The Nevis Island Administration’s (NIA) Permanent Secretary in the Ministry of Agriculture Dr. Kelvin Daly, told the department of information while on a field trip to the Indian Castle Livestock Farm with Minister of Agriculture Hon. Robelto Hector, the new livestock will change the quality of meats available from the Department later this year.

According to Dr. Daly, when the new stock is slaughtered in December, the quality meats will be comparable to any imported choice cuts from overseas.

“The quality meat means everything to the Tourism Industry”¦What this experiment is showing us wwe can get a quality beef at a much younger age and meet all the specifications that the hotels demand in terms of marbling, texture, taste and of course tenderness.
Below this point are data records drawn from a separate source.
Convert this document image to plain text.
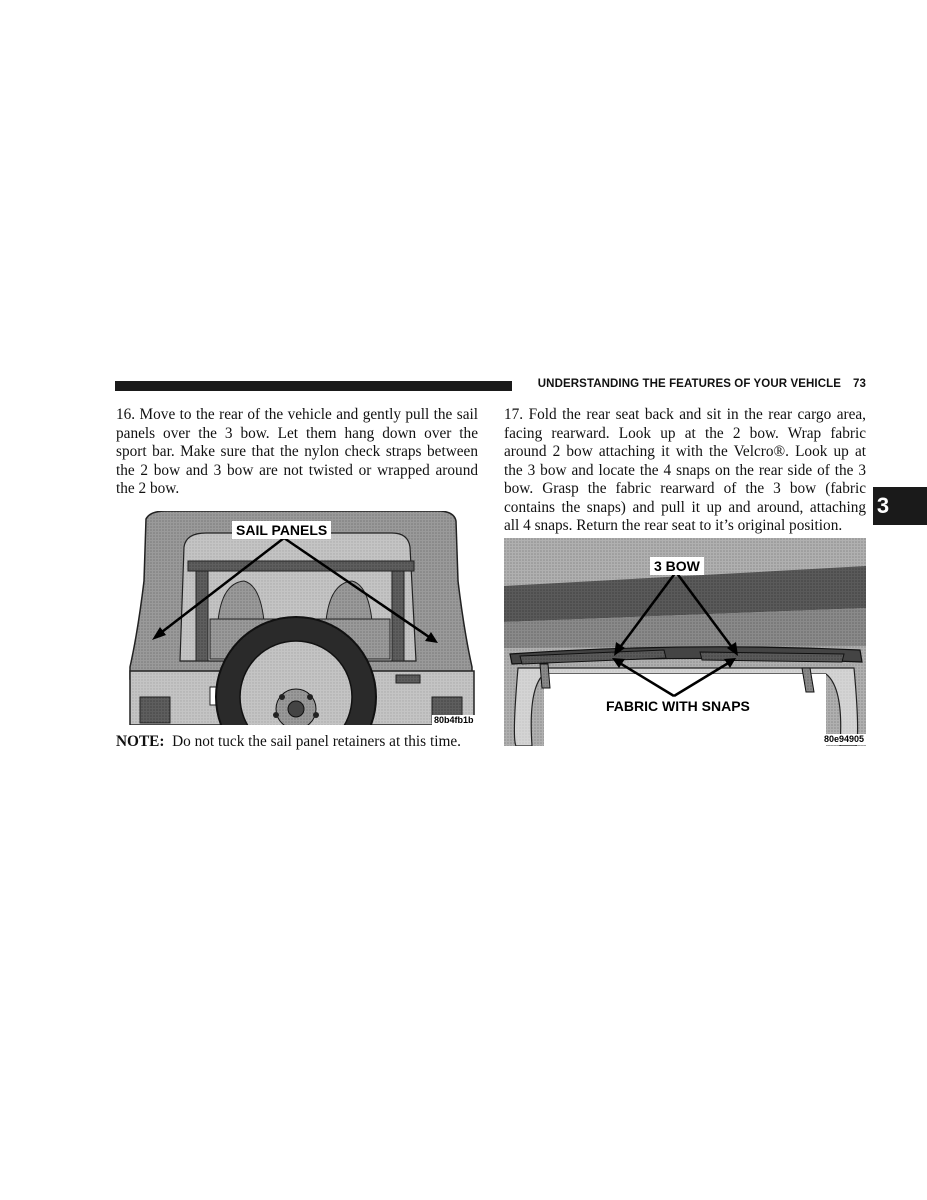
UNDERSTANDING THE FEATURES OF YOUR VEHICLE 73
3
16. Move to the rear of the vehicle and gently pull the sail
panels over the 3 bow. Let them hang down over the
sport bar. Make sure that the nylon check straps between
the 2 bow and 3 bow are not twisted or wrapped around
the 2 bow.
SAIL PANELS
80b4fb1b
NOTE: Do not tuck the sail panel retainers at this time.
17. Fold the rear seat back and sit in the rear cargo area,
facing rearward. Look up at the 2 bow. Wrap fabric
around 2 bow attaching it with the Velcro®. Look up at
the 3 bow and locate the 4 snaps on the rear side of the 3
bow. Grasp the fabric rearward of the 3 bow (fabric
contains the snaps) and pull it up and around, attaching
all 4 snaps. Return the rear seat to it’s original position.
3 BOW
FABRIC WITH SNAPS
80e94905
“I think the hoteliers will be quite pleased when they see the type of products that are coming out from the Abattoir to their plates. It will be able to compare with anything coming from overseas. The proof is going to be in the pudding come December, when we start doing the slaughtering of these animals,” he said.

Dr. Daly noted that in the past, when the Department of Agriculture tried to sell its products from the Abattoir to the island’s hotels, they were met with several complaints from the chiefs and hotel owners among others, that the beef was too old and too tough.

About 1½ years ago, the Department of Agriculture had imported a bull from a farm on St. Croix to inject new life into an aging stock. So far the results have been gratifying for the Department.

The Top Agriculture Official said animals bound for slaughter late December from the Indian Castle Farm, would be specially selected from the new crop of livestock.

“We would be more selective in choice cuts because they are supposed to be more superior, they get to market faster, they are tender, younger and we don’t have to wait two years or 36 months for an animal to get up to 800 pounds before we can butcher it.

“We now can get them at 600 pounds in good quality and in a short period of time, superior meat and so by Christmas a lot of these animals will be heading to the Abattoir for choice cuts and those kinds of things,” he said, adding that the meat from older cows that stopped breeding, would be used in the Ground Beef Programme.